Pero en este momento, sin embargo, tengo miedo. Y no te puedo
ayudar porque el poderoso eres tú. Tampoco te puedo aconsejar
porque tú eres el inteligente. Ahora sólo puedo rezar por ti… Lloro
de orgullo, hijo mío. Dios te bendiga, Dios bendiga a mi emperador.
Las otras dos figuras femeninas forman parte de la novela. Una es Verónica Casimiri, lavandera de palacio y adivina, a quien Napoleón conoció en condiciones igualmente comprometidas y respeta sus vaticinios. La entrevista entre ambos es menos cordial que la anterior, pero de una intensidad agobiante:
Verónica finalmente se atrevió a alzar los ojos. Vio el rostro de cera
del emperador; y, sobre aquel rostro petrificado, una sonrisa petrificada,
el cadáver de una sonrisa. Fijó los ojos en el emperador. Su mirada
era lejana y parecía atravesarlo y contemplar el mundo o tal vez
la tumba donde la querida emperatriz Josefina se descomponía.
Después de mentirle al emperador, se retira del castillo no sin antes advertirles a sus fieles guardias: “Que Dios nos ayude a todos… especialmente a él”.
A la tercera de las mujeres en el relato, Roth le dedica tanto espacio como a Napoleón. Se trata de uno de sus grandes personajes, digno de una novela o una obra de teatro temprana de Goethe. Como la Margarita del Fausto, Angelina Pietri es una joven para quien la esencia de la existencia es la fidelidad al ser amado. En este caso, el sujeto de su devoción a toda prueba no es otro que el mismo Napoleón, quien apenas se ha dado cuenta de su existencia:
En todo el país y en el mundo entero las mujeres estaban enamoradas
del emperador. Angelina, sin embargo, pensaba que amar al emperador
era un arte particular y misterioso; por su parte se sentía comprometida
con él, el hombre más grande de todos los tiempos. Vivía dentro
de ella. No importa lo grande que fuera, siempre habría espacio para
él en su pequeño corazón, que se había agrandado para acogerlo
en todo el esplendor de su majestuosa persona.

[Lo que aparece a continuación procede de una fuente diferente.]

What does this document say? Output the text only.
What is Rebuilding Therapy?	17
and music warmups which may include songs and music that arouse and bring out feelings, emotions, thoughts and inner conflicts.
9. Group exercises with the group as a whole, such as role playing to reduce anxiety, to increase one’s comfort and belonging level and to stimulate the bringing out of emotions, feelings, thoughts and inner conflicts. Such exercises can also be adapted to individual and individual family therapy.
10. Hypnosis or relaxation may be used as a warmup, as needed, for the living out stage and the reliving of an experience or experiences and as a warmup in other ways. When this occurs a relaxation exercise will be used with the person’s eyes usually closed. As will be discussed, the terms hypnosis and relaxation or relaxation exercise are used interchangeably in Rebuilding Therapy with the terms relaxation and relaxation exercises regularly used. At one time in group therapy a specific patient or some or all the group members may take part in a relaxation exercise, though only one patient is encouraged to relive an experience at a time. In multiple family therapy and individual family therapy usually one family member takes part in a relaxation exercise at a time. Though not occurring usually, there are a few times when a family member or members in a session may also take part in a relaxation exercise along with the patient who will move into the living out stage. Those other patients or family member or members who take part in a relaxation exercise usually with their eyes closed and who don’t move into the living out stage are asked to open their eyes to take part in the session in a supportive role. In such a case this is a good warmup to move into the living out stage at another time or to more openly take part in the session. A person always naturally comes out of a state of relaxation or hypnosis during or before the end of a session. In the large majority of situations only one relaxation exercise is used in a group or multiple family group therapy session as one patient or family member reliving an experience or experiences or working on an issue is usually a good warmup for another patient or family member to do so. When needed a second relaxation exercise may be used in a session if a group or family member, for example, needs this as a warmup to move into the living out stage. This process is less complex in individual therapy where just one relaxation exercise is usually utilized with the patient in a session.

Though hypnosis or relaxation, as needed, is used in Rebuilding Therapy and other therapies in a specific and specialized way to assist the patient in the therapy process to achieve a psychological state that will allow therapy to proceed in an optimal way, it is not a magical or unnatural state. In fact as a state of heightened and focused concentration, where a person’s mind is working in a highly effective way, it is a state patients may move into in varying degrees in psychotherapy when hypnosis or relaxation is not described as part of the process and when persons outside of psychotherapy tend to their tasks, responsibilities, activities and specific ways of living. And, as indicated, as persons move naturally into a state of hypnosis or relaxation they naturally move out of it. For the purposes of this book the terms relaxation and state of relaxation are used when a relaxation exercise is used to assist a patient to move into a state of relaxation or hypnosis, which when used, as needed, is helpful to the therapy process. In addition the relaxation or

El amor de Angelina incluirá ofrecer la vida de su hijo de catorce años para la gloria mayor del destino de su emperador. La descripción de la caída y muerte del joven granadero recuerda las páginas dedicadas, en Guerra y Paz, al encuentro entre el malherido príncipe Andrei y Napoleón. La suerte de Angelina no será mejor. “Amor constante” hasta el final, morirá a manos de la turba monárquica en la cara de los cuales comenzó a gritar sus últimas palabras antes de ser linchada: “Vive l’empereur”.
Los cien días de Roth, y los de Napoleón, terminan con los días de confinamiento en el espléndido castillo de Malmaison, antes de embarcarse rumbo al exilio final en Santa Helena en la nave inglesa Bellérophon, comanda por el capitán Maitland, quien escribió con acierto sobre los días de navegación. No es improbable que la caprichosa inmortalidad prefiera al Napoleón de Joseph Roth que al de historiadores y cronistas. No sería la primera vez; el único Julio César que vale la pena conocer es el de Shakespeare.